Partindo para o quarto capítulo do livro Fortaleza Digital, observa-se que o enredo do livro é deixado de lado, porém, o autor vai nos prender a atenção ao retratar um ambiente familiar e, para muitos, rotineiro que é a Internet.
O autor nos transporta para uma linha do tempo ao falar sobre esse espaço intangível já nos revelando que apesar do uso em massa desse recurso ter iniciado nos anos de 1980 “A Internet não era uma nova revelação originada dos computadores pessoais, como muitos acreditavam. Havia sido criada pelo Departamento de Defesa dos EUA três décadas antes — uma gigantesca rede de computadores projetada para assegurar as comunicações do governo em caso de uma guerra nuclear.”, portanto, este recurso tão facilitador das nossas vidas é um filho da Guerra Fria com praticamente seis décadas de existência.
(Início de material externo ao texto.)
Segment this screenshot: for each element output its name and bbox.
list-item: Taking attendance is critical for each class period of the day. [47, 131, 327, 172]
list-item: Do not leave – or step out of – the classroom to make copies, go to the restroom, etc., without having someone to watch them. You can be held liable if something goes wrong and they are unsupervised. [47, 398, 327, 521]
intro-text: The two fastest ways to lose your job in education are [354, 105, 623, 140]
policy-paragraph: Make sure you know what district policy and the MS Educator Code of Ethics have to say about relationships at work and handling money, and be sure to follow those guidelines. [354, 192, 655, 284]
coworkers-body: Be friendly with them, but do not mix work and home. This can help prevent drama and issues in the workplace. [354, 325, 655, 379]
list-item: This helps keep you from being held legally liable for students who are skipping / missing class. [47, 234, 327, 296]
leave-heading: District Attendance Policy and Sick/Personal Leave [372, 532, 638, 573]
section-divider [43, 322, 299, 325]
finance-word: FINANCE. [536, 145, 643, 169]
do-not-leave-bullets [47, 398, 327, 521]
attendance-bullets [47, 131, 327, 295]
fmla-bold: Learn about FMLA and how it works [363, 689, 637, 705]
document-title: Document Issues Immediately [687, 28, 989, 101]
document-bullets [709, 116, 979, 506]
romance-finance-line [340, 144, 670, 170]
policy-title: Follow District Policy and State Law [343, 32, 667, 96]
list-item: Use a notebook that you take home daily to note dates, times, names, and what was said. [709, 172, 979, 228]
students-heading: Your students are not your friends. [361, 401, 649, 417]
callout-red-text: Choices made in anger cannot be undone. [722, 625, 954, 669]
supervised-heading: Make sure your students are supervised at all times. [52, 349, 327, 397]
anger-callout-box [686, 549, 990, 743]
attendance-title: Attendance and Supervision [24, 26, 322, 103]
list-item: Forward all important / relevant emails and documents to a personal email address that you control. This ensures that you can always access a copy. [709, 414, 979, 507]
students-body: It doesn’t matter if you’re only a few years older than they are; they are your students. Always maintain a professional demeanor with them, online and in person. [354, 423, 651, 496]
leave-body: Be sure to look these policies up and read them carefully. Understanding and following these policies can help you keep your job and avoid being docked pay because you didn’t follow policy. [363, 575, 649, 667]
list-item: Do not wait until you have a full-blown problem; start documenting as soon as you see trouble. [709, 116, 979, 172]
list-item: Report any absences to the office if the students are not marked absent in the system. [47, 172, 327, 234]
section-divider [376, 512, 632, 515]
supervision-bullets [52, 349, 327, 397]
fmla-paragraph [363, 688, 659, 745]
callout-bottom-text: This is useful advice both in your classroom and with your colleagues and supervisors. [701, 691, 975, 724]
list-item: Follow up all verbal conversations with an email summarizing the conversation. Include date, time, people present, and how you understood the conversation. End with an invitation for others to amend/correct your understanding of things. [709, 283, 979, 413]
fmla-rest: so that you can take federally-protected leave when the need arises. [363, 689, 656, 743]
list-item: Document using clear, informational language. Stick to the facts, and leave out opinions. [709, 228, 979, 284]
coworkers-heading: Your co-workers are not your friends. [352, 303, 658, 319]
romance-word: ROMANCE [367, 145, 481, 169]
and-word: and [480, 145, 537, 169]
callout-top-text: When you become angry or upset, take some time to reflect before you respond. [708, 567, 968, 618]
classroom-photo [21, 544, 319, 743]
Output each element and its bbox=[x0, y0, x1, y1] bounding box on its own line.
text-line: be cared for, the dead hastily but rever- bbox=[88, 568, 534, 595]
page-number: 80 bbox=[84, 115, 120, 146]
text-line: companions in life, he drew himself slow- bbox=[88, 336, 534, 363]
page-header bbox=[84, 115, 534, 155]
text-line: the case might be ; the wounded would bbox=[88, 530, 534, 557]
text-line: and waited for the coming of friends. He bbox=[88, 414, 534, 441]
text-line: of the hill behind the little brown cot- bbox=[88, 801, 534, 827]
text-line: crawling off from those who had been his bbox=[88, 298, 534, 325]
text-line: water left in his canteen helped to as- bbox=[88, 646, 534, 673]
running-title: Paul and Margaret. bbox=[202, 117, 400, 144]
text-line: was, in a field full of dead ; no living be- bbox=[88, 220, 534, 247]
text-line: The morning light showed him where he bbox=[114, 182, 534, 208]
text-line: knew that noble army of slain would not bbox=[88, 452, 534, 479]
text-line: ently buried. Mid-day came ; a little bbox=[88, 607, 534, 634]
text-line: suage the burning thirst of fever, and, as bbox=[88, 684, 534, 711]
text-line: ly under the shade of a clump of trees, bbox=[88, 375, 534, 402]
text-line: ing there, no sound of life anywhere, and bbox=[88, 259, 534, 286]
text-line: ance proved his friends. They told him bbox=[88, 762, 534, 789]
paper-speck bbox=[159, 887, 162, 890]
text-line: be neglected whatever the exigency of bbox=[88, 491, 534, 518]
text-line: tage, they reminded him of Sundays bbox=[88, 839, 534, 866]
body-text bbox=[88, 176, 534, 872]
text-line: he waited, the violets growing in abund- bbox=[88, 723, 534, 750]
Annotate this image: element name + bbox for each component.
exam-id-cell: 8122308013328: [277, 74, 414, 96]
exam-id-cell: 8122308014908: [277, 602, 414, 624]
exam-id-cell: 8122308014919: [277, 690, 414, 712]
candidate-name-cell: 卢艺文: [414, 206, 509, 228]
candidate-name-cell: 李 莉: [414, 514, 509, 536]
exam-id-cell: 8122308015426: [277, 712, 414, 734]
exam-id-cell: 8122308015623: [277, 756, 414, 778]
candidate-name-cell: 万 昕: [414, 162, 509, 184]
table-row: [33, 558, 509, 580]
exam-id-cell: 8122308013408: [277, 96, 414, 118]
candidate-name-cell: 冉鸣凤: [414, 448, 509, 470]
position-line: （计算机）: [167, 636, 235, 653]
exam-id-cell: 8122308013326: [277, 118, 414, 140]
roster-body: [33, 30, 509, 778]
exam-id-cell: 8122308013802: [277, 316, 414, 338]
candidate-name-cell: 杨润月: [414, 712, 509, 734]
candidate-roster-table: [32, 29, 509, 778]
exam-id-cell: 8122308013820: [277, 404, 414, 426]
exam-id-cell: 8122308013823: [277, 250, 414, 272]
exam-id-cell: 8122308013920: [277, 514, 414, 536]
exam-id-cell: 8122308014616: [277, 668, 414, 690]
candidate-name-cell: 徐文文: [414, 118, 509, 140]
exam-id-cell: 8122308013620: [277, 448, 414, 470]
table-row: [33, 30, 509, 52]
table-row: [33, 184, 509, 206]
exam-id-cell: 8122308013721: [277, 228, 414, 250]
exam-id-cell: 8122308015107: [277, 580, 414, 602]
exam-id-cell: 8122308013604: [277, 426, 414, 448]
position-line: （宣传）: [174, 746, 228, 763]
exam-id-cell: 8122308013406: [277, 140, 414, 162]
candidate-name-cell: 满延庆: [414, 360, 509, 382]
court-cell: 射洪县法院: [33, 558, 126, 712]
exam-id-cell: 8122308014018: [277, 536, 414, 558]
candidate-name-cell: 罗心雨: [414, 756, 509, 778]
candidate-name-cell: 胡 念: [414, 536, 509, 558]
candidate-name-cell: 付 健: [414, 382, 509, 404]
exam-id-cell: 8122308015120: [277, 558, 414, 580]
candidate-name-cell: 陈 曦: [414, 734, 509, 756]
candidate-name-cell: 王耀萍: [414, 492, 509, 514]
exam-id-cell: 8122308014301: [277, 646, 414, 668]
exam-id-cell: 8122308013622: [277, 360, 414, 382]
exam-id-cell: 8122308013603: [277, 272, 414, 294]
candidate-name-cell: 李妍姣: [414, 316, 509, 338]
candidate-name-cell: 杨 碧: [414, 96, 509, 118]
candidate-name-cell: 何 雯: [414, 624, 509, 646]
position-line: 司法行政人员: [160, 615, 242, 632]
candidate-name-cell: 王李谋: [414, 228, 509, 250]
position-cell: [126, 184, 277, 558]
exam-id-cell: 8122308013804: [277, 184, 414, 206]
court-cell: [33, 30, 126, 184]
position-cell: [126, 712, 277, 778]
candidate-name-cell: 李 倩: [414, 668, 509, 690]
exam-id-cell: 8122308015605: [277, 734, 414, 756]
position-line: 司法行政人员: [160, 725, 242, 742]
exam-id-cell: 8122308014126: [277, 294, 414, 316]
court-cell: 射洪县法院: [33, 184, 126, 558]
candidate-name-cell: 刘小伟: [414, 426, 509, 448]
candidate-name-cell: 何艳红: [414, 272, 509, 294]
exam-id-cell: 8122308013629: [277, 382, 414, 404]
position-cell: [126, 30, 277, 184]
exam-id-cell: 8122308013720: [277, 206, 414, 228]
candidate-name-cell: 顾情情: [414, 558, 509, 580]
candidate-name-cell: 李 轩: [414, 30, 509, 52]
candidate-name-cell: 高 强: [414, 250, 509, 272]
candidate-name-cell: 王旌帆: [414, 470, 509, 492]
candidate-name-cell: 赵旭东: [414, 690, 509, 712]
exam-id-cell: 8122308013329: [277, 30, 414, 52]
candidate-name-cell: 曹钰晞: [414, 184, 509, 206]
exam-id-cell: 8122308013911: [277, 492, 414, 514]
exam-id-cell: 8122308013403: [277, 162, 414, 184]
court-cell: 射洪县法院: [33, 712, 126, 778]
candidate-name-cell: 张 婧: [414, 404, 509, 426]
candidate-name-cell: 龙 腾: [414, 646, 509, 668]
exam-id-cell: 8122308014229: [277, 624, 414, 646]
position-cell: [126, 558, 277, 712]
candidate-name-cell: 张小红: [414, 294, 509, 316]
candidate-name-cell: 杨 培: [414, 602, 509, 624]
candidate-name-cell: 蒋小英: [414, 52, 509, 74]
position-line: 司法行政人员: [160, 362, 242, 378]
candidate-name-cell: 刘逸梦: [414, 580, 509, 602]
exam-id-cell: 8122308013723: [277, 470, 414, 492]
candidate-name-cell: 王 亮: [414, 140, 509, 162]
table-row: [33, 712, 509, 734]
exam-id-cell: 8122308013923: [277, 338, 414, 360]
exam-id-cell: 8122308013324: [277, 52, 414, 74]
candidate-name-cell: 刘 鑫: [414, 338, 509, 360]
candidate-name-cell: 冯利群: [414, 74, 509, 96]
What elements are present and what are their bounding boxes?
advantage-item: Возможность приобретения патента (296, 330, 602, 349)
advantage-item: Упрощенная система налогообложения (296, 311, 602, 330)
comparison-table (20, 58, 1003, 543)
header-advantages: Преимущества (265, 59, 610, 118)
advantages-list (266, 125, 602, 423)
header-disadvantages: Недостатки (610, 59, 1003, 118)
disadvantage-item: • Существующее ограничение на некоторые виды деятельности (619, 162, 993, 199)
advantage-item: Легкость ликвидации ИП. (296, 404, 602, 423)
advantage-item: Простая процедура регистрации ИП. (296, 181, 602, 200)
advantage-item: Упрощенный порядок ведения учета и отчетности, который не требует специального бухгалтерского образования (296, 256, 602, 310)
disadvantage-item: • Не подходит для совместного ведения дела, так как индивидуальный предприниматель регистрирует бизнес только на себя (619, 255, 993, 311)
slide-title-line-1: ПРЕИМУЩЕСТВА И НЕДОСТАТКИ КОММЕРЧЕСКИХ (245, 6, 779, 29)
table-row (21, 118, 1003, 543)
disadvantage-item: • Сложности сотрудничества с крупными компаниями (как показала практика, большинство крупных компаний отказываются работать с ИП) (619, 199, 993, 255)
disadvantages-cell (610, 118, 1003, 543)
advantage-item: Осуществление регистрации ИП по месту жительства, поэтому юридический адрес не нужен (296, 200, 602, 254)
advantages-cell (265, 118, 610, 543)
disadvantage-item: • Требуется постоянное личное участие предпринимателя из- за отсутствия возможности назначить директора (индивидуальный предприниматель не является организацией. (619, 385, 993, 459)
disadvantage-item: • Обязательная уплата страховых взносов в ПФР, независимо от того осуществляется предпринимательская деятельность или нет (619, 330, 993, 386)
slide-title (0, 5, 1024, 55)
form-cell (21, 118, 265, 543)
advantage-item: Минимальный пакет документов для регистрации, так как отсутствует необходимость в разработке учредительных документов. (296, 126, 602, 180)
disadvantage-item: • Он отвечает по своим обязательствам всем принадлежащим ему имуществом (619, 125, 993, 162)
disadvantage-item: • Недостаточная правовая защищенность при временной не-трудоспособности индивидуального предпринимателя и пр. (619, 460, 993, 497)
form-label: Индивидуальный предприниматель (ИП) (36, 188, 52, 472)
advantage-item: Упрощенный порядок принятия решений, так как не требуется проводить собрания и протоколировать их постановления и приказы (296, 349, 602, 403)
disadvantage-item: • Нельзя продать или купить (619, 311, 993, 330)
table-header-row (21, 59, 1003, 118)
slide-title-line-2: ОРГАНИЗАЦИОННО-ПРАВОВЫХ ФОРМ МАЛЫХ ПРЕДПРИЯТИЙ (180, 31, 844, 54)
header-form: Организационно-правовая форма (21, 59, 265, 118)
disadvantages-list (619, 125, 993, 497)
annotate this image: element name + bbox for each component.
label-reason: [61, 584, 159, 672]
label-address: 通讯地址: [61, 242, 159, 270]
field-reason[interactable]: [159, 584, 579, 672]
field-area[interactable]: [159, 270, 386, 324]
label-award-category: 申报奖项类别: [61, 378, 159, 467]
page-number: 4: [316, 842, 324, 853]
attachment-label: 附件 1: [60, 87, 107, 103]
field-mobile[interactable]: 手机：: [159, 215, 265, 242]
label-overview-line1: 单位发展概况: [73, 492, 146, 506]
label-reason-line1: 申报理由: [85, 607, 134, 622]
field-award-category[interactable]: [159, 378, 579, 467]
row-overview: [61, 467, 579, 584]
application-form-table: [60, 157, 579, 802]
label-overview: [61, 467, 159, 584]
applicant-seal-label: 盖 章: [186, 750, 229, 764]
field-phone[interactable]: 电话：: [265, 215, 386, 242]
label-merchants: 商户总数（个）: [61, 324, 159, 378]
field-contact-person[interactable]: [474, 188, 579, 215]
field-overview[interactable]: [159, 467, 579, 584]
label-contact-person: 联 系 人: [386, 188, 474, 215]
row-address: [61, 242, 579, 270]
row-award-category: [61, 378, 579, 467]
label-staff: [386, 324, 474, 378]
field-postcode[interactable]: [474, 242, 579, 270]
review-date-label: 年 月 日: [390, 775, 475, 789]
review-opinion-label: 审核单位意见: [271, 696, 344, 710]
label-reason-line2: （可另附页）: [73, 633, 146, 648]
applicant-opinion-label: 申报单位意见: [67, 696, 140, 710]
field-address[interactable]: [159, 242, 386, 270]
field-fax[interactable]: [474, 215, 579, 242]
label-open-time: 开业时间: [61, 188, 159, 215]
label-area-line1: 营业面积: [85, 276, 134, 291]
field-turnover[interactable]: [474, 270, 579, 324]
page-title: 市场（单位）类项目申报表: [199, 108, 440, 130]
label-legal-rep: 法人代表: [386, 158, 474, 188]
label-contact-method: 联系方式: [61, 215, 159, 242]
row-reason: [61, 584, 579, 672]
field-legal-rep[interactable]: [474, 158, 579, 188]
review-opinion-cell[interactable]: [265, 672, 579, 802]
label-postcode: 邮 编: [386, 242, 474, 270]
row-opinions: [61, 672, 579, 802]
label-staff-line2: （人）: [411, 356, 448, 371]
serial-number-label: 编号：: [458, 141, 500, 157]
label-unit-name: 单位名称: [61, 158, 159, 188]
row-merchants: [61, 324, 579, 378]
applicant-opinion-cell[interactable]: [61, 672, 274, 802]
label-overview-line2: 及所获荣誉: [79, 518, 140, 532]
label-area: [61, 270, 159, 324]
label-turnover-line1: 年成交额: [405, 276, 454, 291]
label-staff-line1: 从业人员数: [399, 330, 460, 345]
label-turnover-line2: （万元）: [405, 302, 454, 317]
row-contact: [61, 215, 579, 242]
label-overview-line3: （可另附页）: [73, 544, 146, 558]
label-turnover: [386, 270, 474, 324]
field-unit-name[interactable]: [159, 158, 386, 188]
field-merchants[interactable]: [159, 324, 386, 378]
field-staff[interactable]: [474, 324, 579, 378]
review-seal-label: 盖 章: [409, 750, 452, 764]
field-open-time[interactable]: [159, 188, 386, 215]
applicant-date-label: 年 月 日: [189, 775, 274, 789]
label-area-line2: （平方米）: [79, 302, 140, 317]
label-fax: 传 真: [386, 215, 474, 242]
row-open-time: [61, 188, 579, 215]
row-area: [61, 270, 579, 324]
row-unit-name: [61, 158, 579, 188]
Pelo fato de haver uma livre circulação de informações no meio cibernético, a NSA (Agência de Segurança Nacional, sigla em inglês) considerava a interceptação desses e-mails de suma importância já que seu trabalho consiste em fornecer informações para outros órgãos do governo americano (mais detalhes ver o post Fortaleza Digital: NSA origem e importância), de modo que facilite o combate às atividades ilícitas.
No entanto, ao descobrirem que o governo americano tinha como interceptar os e-mails, este fato gerou uma onda de protestos tendo como consequência a codificação por chave pública com o objetivo de tornar os e-mails mais seguros fazendo com que se impulsionasse o desenvolvimento de chaves públicas baseadas em funções fundamentadas na teoria do caos e em múltiplos conjuntos de símbolos.
Conforme se foi compreendendo as quebras dos códigos, foi se desenvolvendo chaves mais complexas fazendo com que na década de 1990 as chaves chegassem a um comprimento de mais de 50 caracteres baseado em um código chamado ASCII permitindo inúmeras combinações. Porém, assim como se desenvolveu chaves para a livre circulação de informações no ciberespaço (criptografia), também houve evolução nas máquinas especializadas em quebrar códigos (criptoanálise).
Com a diversidade dos canais de propagação das mensagens criptografadas. E dos esforços em mostrar alternativas à evolução da criptoanálise, surgiram diversos tipos de criptografia, tais como por chave simétrica, por chave assimétrica, por hash e até a chamada criptografia quântica, esta que se encontra em desenvolvimento. Atualmente, a criptografia é amplamente utilizada na web, em segurança a fim de autenticar os usuários para lhes fornecer acesso, na proteção de transações financeiras e em comunicação.
Com o desenvolvimento da computação quântica, a criptografia atual corre um grande risco, pois, as técnicas criptográficas utilizadas até então são consideradas seguras, já que os computadores atuais não conseguem quebrar o código em um tempo viável (para se ter uma idéia, alguns especialistas afirmam que um PC comum demoraria 100.000 anos para quebrar um código que utiliza chaves de 64bits na criptografia). Porém, os computadores quânticos seriam capazes de resolver problemas como esses em questão de horas, minutos ou até segundos, dependendo da criptografia utilizada, pois ele pode testar simultaneamente diversas possibilidades, reduzindo o tempo gasto de maneira considerável.
Mesmo o TRANSLTR existindo apenas neste best-seller e ainda não existir o computador quântico, se pode imaginar que existam máquinas semelhantes desempenhando essa rápida quebra de chaves de maneira que tudo o que é posto em meio digital é constantemente vigiado e esmiuçado nos proporcionando a falsa sensação de segurança e privacidade, mesmo nos proporcionando simultaneamente a evolução da humanidade: o desenvolvimento da tecnologia.